Ключ есть только у ребе и сторожа, но оба давно почивают. По крайней мере, должны бы. Может, ребе захотел на часок-другой уединиться? Нет. Фигура гораздо ниже ростом. И потом, ребе не нарушит собственный указ. Он – пример другим.
Она встряхивает мокрую накидку и входит в синагогу.
Внутри идеальный порядок, ни соринки, ни пылинки – Вихс расстарался. Песах, учит ребе, праздник очищения и возрождения. Перед Песахом каждый ремесленник заглянул в синагогу, и теперь всё, что нужно, подпилено, отшлифовано, надраено.

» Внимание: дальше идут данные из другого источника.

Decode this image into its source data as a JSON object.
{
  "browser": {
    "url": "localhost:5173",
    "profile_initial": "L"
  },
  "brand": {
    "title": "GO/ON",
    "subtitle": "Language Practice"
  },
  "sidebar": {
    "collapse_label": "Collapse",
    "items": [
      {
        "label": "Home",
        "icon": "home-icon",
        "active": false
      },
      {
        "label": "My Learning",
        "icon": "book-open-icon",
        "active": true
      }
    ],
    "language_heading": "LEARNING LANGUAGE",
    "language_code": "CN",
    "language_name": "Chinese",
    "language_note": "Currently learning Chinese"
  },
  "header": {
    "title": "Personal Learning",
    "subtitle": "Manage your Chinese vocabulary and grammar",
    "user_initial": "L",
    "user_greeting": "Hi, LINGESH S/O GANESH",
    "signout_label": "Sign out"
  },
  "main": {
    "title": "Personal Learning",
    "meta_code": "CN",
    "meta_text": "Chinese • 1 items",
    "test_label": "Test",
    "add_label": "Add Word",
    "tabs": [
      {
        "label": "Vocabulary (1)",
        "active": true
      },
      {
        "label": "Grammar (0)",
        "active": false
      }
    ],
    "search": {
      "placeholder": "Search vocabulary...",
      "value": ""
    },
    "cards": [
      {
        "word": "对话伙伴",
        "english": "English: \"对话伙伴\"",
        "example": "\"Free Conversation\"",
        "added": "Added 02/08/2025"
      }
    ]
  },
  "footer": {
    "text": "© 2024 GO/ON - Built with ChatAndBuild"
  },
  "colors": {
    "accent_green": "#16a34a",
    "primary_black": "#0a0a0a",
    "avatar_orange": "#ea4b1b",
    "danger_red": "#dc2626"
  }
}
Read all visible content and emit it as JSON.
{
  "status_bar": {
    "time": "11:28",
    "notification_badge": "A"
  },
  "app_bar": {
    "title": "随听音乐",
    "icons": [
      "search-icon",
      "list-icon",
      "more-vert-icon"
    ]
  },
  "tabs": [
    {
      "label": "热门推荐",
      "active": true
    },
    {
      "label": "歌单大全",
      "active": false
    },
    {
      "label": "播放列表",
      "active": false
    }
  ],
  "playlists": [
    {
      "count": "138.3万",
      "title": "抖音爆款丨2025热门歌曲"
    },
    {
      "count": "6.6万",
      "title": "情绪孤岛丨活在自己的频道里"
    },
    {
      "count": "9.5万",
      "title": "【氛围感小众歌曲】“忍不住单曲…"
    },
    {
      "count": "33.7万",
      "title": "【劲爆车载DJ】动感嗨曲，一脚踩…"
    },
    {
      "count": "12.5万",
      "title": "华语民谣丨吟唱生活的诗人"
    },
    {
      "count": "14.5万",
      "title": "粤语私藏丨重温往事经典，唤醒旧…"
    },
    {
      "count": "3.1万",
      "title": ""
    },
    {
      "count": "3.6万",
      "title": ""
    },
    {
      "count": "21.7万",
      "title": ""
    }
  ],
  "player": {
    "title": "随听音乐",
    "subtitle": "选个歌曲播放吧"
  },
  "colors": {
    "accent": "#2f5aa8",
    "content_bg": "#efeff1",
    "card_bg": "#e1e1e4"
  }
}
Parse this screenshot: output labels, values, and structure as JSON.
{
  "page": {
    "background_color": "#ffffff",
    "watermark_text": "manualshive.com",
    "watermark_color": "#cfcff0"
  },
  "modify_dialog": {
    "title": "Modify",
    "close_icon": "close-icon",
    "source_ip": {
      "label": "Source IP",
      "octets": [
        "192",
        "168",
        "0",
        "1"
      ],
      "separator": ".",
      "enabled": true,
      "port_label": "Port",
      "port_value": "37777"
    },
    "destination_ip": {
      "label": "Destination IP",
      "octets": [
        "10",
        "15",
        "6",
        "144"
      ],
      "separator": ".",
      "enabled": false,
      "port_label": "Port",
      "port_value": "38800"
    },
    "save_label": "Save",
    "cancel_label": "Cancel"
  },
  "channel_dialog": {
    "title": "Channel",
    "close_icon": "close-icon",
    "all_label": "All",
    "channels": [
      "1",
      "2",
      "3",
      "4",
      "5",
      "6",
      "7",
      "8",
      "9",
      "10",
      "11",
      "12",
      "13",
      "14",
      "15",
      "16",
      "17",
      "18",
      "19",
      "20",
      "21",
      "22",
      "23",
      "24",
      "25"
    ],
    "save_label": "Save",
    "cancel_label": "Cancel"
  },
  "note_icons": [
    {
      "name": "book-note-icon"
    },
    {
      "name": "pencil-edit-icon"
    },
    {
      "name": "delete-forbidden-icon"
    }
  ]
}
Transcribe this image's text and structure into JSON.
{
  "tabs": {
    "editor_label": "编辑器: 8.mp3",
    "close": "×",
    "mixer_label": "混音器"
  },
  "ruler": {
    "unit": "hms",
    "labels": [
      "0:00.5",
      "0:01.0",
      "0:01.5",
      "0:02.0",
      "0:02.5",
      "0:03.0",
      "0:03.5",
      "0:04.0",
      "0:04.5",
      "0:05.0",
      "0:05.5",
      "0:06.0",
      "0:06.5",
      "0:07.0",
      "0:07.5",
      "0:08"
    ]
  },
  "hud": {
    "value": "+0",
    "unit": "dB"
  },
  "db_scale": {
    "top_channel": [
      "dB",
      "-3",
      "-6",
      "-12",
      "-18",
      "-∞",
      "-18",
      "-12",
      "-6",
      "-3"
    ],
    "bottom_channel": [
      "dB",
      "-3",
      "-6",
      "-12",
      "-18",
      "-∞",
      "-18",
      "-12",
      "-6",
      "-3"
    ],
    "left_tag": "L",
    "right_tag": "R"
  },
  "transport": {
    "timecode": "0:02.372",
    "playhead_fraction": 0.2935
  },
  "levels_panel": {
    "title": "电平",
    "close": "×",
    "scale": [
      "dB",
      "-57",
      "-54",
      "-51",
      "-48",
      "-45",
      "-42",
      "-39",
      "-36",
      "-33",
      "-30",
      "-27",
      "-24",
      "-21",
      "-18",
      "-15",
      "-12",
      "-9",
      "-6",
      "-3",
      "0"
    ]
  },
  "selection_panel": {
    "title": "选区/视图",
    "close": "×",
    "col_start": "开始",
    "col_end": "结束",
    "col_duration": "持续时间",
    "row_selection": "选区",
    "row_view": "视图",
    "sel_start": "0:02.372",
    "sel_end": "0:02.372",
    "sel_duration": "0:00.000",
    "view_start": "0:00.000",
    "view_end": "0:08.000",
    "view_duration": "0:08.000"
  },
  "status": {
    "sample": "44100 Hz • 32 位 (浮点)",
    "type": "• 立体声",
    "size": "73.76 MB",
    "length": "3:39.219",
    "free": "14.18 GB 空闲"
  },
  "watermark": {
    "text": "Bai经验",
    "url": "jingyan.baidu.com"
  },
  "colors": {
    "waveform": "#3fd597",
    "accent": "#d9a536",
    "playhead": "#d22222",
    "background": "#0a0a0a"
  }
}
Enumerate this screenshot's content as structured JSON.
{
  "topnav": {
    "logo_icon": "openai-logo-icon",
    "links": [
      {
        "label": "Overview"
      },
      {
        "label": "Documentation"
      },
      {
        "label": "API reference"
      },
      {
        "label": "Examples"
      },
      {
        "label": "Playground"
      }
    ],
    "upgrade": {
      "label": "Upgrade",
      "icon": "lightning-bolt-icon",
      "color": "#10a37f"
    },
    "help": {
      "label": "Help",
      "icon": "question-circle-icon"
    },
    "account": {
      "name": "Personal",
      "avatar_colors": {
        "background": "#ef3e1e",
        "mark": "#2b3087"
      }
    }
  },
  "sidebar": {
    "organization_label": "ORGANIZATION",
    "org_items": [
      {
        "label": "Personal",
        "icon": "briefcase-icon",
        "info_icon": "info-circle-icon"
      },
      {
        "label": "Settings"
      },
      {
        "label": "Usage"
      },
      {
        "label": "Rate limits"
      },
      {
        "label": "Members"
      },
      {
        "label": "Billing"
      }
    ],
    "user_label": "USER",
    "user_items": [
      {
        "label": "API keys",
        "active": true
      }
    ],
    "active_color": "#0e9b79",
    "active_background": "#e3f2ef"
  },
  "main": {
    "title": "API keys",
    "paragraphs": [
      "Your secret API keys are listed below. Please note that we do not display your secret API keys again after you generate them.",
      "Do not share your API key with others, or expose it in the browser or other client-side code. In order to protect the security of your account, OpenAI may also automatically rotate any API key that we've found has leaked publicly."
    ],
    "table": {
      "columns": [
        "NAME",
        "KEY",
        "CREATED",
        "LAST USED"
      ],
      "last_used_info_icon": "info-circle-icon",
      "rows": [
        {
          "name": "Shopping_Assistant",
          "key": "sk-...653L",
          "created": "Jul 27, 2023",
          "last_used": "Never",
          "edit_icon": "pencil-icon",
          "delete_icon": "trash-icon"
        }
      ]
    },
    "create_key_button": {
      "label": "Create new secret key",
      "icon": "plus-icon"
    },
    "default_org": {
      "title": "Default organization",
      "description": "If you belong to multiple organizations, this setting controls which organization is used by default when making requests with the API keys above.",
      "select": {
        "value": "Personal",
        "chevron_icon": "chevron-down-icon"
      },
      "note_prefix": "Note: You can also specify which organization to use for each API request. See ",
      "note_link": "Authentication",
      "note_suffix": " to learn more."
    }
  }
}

Проверено, нет ли мышей в Ковчеге, выстиран закоптившийся занавес. Перел лично подновила покрывало бимы, добавив цветочные узоры в вышивку.
У Песаха есть и другая особенность. В эту пору ненавистники мстят евреям за вымышленные преступления.
Она прислушивается к бушующей грозе.
Каменные стены теплятся светом нер тамида, на всю ночь заправленного маслом.
Однако: в оконцах на женскую половину пульсирует серость.
Мерзкая, будоражащая.
Знакомый цвет.
Присев, она заглядывает в оконце. Свет сочится в щель под дверью в восточной стене комнаты. Глупо, но прежде она этой двери не замечала и не знает, что за ней, хотя трижды в день посещает службы – стоит столбом в специально изготовленных тфилин (писец Иоси жаловался ребе, что истратил целый опоек), однако на женскую половину никогда не заходит.
С какой стати? Она же мужчина. Ей самое место среди мужиков.
Если б они знали, кто она на самом деле…
Слышен отдаленный шорох, перемежаемый буханьем, – словно колымага подпрыгивает на разъезженной мостовой.
Свет пульсирует шуму в такт.
Коридором она проходит на женскую половину и останавливается, разглядывая свечение. Каждый новый световой всплеск ярче, а каждое угасание темнее предыдущего. Теперь видно, что свет скорее серебристый, нежели серый, – холодный, мертвенный, красивый.